I asked Melwin, our Cabin Stewart, if he got any time off during the day. He said, "Two hours, sir." So this really is like living in a country house with the staff working long hours to ensure that the family and guests have an easy time of it.

So, having idled the day away, we had an uneventful meal. Well, I say that but everyone round the table voiced some sort of dissatisfaction with the meal - venison that lacked taste, pastry that lacked texture, profiteroles that weren't profiteroles. I know that this isn't luxury (if it were then none of us could afford it). And I know that it is a bit much when you are saying "Oh no, not quail, salmon and venison yet again". But there is something not quite right on this ship.

From day one, when it took such a long time for all the bags to be distributed to the various cabins that there was an apology the following day in the ship's newsletter, there has been a lack of coherence about the service as a whole.

Coupled to that, there is an air of desperation in certain quarters.

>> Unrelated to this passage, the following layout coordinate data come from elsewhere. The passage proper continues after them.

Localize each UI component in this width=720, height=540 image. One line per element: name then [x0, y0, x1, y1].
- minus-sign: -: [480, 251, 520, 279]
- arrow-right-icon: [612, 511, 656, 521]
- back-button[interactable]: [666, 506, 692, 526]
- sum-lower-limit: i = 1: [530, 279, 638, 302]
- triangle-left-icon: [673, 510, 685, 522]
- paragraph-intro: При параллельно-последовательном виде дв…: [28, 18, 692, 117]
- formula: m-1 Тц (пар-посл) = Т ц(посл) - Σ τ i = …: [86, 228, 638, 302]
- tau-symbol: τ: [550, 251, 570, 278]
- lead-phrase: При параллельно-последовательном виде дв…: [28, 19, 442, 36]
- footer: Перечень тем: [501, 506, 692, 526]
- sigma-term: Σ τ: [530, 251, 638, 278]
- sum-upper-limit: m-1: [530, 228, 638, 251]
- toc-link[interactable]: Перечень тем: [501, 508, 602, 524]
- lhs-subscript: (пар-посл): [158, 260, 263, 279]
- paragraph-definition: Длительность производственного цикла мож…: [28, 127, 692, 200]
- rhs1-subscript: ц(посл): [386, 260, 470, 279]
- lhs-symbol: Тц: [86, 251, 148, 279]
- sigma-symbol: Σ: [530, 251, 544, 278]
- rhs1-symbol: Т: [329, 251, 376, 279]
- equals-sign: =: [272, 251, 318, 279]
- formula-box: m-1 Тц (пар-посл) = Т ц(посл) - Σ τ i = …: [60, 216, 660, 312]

The casino is empty. The photographers are doing a dire trade. No-one wants to buy the appalling art works that are for sale at auction. The cybercafé has lost business owing to the reduced levels of satellite connection. Fewer and fewer people are booking on the shore excursions. The Chocoholics event this afternoon contained, we were told, not one item which contained chocolate. I am surprised that there was not a riot.

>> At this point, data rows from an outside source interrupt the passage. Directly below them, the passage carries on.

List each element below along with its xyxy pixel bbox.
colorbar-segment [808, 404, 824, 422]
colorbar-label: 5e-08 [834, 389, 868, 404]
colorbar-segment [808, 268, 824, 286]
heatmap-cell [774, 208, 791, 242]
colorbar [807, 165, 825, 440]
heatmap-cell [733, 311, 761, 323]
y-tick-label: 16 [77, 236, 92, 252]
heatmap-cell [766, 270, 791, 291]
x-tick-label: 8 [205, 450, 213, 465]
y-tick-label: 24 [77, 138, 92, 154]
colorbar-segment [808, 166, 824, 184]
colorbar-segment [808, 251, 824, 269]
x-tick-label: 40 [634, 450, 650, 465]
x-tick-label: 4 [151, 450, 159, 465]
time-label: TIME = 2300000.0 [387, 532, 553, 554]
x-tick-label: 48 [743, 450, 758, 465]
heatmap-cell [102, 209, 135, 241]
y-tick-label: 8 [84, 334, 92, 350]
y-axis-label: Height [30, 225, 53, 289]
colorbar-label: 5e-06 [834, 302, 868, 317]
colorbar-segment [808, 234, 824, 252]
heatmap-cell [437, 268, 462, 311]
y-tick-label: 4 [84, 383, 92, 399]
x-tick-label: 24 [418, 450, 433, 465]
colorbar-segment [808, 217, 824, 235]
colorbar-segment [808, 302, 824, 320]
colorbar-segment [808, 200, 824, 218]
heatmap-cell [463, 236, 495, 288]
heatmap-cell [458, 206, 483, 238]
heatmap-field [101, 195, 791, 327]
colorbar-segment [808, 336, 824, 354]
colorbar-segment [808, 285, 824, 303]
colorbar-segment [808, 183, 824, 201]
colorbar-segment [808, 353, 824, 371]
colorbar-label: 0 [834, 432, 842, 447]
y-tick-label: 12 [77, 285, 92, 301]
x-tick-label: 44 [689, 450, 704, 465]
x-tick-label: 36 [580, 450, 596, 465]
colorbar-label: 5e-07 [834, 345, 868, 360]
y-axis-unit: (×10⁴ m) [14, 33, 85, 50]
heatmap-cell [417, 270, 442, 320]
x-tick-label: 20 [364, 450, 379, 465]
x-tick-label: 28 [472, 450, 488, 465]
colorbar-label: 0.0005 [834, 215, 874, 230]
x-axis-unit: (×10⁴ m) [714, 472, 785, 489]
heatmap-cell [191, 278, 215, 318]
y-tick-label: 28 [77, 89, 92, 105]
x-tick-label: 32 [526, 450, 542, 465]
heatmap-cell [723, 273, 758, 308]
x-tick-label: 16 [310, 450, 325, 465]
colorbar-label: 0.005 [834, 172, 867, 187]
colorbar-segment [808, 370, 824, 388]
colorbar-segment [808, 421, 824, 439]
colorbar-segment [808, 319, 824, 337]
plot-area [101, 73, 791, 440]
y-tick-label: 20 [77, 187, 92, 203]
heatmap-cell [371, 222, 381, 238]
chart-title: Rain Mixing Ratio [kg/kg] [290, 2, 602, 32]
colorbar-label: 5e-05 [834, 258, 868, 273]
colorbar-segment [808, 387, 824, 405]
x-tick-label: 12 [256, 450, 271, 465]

Ross and I went for a drink before bed time. He, like me, thinks that the cruise has been good for us in that it has given us an insight into a few places that we might want to re-visit sometime in the future. He also feels that it has increased his confidence about travelling beyond British shores. However, he like me, wouldn't want to become cruise regulars like some of our fellow passengers.

Ross had another of his non-alcolic cocktails called a Pussy Foot. I had a Planter's Punch. Like the cruise, it was fine but I wouldn't rush to have another.